New subject: [Foundation-l] Wikipedia tracks user behaviour via third party companies

Dan Rosenthal wrote:

...

The plain pageview stats are already available. Erik Zachte has been doing some work on other stats. <http://stats.wikimedia.org/EN/VisitorsSampledLogRequests.htm> If I were to compile a wishlist of stats things: 1. stats.grok.se data for non-Wikipedia projects 2. A better interface for stats.wikimedia.org - There's a lot of data there, but it can be hard to find it and its not very publicized. The only reason I knew about the link above is because someone pointed it out to me once and I bookmarked it. 3. Pageview stats at <http://dammit.lt/wikistats/> in files based on projects. It would be a lot easier for people at the West Flemish Wikipedia to analyze statistics themselves if they didn't have to download tons of data they don't need. -- Alex (wikipedia:en:User:Mr.Z-man)

Domas Mituzas

7 Jun 7 Jun

8:02 p.m.

Hello,

...

If I were to compile a wishlist of stats things: 1. stats.grok.se data for non-Wikipedia projects

the raw data is available, anyone can build anything like that, as long as they have resources. I've suggested Henrik to opensource his software, but probably it suffers from "not nice enough to show" yet.

...

3. Pageview stats at <http://dammit.lt/wikistats/> in files based on projects. It would be a lot easier for people at the West Flemish Wikipedia to analyze statistics themselves if they didn't have to download tons of data they don't need.

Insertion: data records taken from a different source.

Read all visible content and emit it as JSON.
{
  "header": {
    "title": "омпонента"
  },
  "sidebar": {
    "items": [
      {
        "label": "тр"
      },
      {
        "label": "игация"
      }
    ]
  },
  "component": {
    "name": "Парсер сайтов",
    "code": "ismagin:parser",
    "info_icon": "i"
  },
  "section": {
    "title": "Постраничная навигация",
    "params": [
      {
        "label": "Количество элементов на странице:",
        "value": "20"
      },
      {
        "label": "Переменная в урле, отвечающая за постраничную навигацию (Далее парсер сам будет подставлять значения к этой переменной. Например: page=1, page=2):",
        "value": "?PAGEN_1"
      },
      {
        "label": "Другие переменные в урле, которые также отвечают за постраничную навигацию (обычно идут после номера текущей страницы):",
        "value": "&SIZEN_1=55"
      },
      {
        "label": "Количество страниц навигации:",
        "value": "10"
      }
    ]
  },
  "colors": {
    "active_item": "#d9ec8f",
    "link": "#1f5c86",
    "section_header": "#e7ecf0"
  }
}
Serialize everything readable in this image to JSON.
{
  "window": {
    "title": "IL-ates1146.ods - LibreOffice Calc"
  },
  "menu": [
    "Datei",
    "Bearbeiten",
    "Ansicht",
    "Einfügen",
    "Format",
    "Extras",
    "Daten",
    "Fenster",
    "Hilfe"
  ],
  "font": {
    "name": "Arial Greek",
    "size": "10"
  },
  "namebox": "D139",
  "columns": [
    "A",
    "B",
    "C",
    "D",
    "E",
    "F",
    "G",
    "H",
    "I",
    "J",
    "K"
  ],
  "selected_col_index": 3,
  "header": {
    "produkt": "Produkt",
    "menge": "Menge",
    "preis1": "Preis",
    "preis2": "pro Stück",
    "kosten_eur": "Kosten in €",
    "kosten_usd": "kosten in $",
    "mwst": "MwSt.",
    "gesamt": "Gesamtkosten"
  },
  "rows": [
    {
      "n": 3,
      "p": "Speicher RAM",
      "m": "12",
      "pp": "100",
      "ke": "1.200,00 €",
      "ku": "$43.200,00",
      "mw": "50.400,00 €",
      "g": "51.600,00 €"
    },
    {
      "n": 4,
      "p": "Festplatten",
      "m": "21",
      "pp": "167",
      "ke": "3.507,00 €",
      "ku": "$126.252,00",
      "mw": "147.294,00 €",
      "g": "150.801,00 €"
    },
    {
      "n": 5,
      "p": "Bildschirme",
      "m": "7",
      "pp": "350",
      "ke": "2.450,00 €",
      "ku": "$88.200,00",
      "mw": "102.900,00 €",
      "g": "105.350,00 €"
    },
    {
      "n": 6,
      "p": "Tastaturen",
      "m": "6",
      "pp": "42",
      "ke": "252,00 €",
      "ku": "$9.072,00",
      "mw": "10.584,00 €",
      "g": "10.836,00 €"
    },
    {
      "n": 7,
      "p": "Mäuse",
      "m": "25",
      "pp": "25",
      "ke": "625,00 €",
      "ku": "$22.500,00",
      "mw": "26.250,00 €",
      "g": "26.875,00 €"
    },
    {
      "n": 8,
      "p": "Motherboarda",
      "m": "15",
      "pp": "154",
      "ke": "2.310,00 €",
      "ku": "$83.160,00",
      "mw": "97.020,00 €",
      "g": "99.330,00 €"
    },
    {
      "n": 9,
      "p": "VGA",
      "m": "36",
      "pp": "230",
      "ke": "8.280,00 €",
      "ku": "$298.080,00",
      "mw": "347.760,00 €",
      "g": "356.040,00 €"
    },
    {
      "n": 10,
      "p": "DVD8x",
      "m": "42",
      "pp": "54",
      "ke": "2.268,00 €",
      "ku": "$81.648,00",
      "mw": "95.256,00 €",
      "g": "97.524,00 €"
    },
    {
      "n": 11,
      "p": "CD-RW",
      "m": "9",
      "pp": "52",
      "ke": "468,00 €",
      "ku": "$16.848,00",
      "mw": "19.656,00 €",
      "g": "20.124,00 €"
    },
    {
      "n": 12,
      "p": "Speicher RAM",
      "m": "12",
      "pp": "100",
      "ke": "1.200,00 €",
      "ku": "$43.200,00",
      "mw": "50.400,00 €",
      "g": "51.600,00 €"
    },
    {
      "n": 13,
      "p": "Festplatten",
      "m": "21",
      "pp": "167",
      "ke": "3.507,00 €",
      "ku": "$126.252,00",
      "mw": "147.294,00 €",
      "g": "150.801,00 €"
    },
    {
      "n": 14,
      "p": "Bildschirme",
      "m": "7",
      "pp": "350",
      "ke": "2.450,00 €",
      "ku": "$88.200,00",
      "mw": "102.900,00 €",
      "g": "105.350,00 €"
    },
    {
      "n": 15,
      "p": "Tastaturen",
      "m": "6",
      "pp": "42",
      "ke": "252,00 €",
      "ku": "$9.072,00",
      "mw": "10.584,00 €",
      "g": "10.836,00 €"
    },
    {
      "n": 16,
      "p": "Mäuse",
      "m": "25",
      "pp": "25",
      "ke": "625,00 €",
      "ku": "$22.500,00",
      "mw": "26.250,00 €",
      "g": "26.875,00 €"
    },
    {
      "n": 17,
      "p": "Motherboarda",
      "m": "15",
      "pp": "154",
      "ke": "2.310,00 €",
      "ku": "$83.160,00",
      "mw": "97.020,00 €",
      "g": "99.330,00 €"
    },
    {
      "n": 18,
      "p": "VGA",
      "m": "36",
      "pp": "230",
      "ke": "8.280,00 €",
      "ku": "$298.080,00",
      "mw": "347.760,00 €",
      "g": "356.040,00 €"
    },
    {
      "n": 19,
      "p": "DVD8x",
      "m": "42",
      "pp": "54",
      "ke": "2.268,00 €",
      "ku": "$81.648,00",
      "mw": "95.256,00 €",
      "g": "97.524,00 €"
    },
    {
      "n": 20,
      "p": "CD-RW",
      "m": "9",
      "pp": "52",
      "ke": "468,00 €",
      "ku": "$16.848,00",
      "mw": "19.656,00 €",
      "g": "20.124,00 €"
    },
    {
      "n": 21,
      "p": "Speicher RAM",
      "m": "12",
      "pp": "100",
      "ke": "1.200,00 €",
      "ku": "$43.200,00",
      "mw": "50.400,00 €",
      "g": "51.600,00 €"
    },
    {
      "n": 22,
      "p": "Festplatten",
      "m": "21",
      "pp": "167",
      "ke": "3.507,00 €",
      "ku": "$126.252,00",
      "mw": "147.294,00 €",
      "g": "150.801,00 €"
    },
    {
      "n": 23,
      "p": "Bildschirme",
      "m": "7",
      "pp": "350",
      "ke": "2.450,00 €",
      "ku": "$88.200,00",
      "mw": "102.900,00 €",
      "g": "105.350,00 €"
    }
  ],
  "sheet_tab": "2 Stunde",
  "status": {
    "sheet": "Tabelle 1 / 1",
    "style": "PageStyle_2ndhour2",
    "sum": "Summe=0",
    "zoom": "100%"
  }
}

I'm considering some kind of API, but have to rethink the process (though some people want to have more data - like country tagging - instead of less data, hehe ;-), though apparently people who cry for stats most are also ones that are bashing my actions and attacking 'volunteer developers' , so... On the other hand, 'tons of data' is just 50MB an hour. :-) Cheers, Domas

Robert Rohde

4 Jun 4 Jun

6:53 p.m.

On Thu, Jun 4, 2009 at 8:35 AM, Dan Rosenthal <swatjester(a)gmail.com> wrote:

...

<snip> I may be misreading, but I believe Unionhawk's suggestion was to setup -- but not install -- Google Analytics in the hope that simply registering the accounts would block anyone else from creating an Analytics account pointed at Wikipedia. (I don't know if it actually works that way.) That strikes me as rather too much work though. Better to block the relevant URLs from being inserted in the first place. That could be accomplished in any one of several technical ways. One idea is the proposal to install the AbuseFilter in a global mode, i.e. rules loaded at Meta that apply everywhere. If that were done (and there are some arguments about whether it is a good idea), then it could be used to block these types of URLs from being installed, even by admins. -Robert Rohde

John at Darkstar

5 Jun 5 Jun

5:51 a.m.

New subject: [Foundation-l] Wikipedia tracks user behaviour via third party companies

...

One idea is the proposal to install the AbuseFilter in a global mode, i.e. rules loaded at Meta that apply everywhere. If that were done (and there are some arguments about whether it is a good idea), then it could be used to block these types of URLs from being installed, even by admins.

Identifying client side generated urls from server side opens up a whole lot of problems of its own. Basically you need a script that runs in a hostile environment and reports back to a server when a whole series of urls are injected from code loaded from some sources (mediawiki-space) but not from other sources user space), still code loaded from user space through call to mediawiki space should be allowed. Add to this that your url identifying code has to run after a script has generated the url and before it do any cleanup. The url verification can't just say that a url is hostile, it has to check it somehow, and that leads to reporting of the url - if the reporting code still executes at that moment. Urk... John

Alex

6:15 a.m.

New subject: [Foundation-l] Wikipedia tracks user behaviour via third party companies

John at Darkstar wrote:

...

Hmm? There's no reason to do anything like that. The AbuseFilter would just prevent sitewide JS pages from being saved with the particular URLs or a particular code block in them. It'll stop the well-meaning but misguided admins. Short of restricting site JS to the point of uselessness, you'll never be able to stop determined abusers. -- Alex (wikipedia:en:User:Mr.Z-man)

John at Darkstar

6:49 a.m.

New subject: [Foundation-l] Wikipedia tracks user behaviour via third party companies

...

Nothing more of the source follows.